Another example of how important the compile step is:
https://travis-ci.org/types/npm-react-router/builds/254269560?utm_source=github_status&utm_medium=notification
The underlying library removed the method call. Without an actual running test against the actual library, you will have to wait until someone files an issue to fix it. With actual tests, you catch it right away with the help of greenkeeper.

This is a relatively old issue. I originally was in favor of it, but today I am no longer really sure it's needed.

Typescript reached a point where I see interest by Javascript projects to host their own types. I tend to present it as documentation: it reduces ambiguity compared to free-form text and lets some editors to better understand the lib (providing a better experience: code completion, quick doc, etc.). Gulp is gradually adding types to its dependencies, chai is in the process of bundling its types, chalk bundles them, sequelize too, etc.

Because of this, I think that it's simpler to convince maintainers to keep type definitions (and their tests) in the main repo and use DT as a fallback if the maintainer is inactive or not interested. Redirects may still help for these libs, but in practice I found that developers don't mind hosting their own types.

Adding typings directly to the libs is always the recommended way.
Even though that has its own challenge (one challenge is correctly maintaining sem-ver).

This has always been about redirect from DT so that it is easier to maintain the typings when they are not directly distributed with the libs.

Personally, I have not been contributing to DT for a long time precisely because of this.
Now when I need some typings that do not come with the libs nor DT, I just define them locally.
It just doesn't make sense to me to get the whole DT repo and run tests just for adding one typings.

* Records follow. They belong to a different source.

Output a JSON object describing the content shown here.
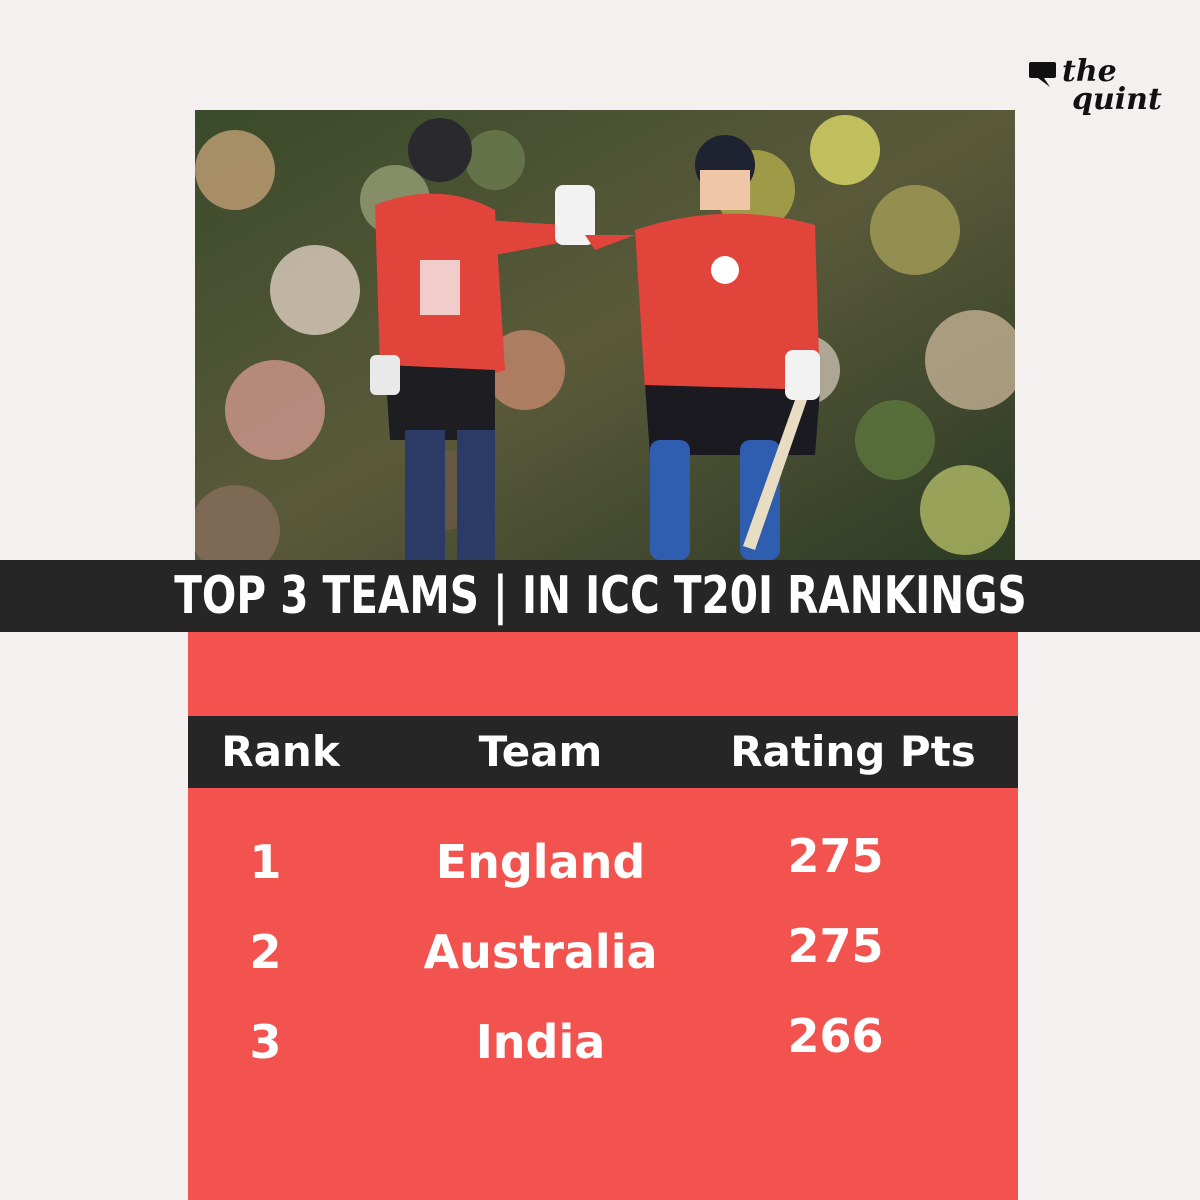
{
  "brand": {
    "logo_line1": "the",
    "logo_line2": "quint",
    "logo_icon": "speech-bubble-icon"
  },
  "photo": {
    "description_icon": "cricket-players-photo"
  },
  "title": "TOP 3 TEAMS | IN ICC T20I RANKINGS",
  "table": {
    "headers": {
      "rank": "Rank",
      "team": "Team",
      "points": "Rating Pts"
    },
    "rows": [
      {
        "rank": "1",
        "team": "England",
        "points": "275"
      },
      {
        "rank": "2",
        "team": "Australia",
        "points": "275"
      },
      {
        "rank": "3",
        "team": "India",
        "points": "266"
      }
    ]
  },
  "colors": {
    "background": "#f4f0ef",
    "band": "#262626",
    "panel": "#f2534f",
    "text": "#ffffff"
  }
}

Another reason is the use of global script files vs module files.
I understand TS team like to have a tighter control of the typings, but as npm packages are self-regulated, I believe typings packages should be the same.

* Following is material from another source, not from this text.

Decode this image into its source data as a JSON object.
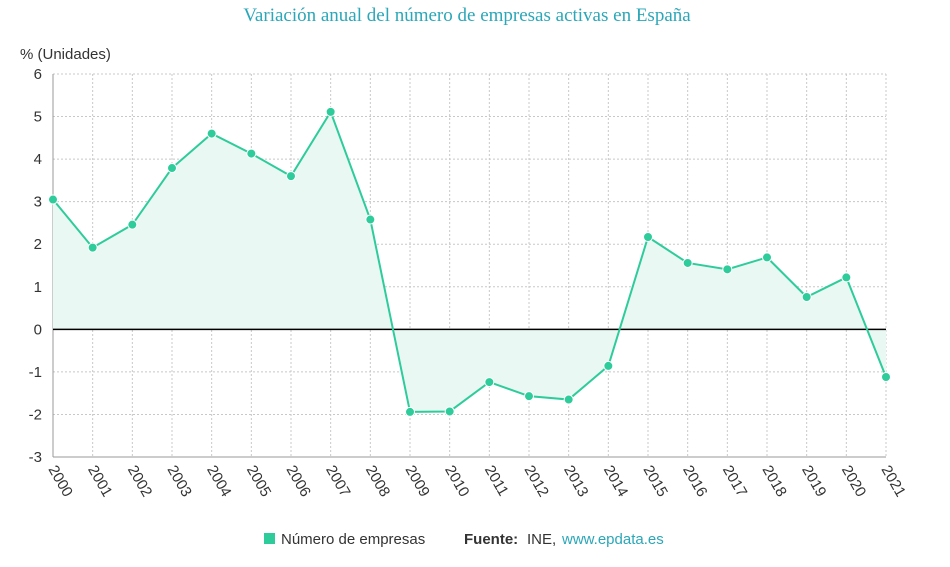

And as I pointed out above, there are ways to improve both the quality of the typings and the experience of writing them without the need to contributing to a single mono repo.

Typings from @types are easily accessed globally in a project not using modules; however, I have not been able to find documentation around getting types from projects that include them for the aforementioned scenario.
I am using MSBuild, so changing typeRoots/paths is not supported w/o creating a tsconfig.json which I really don't want to do. Any idea how to resolve those types in this situation without using import?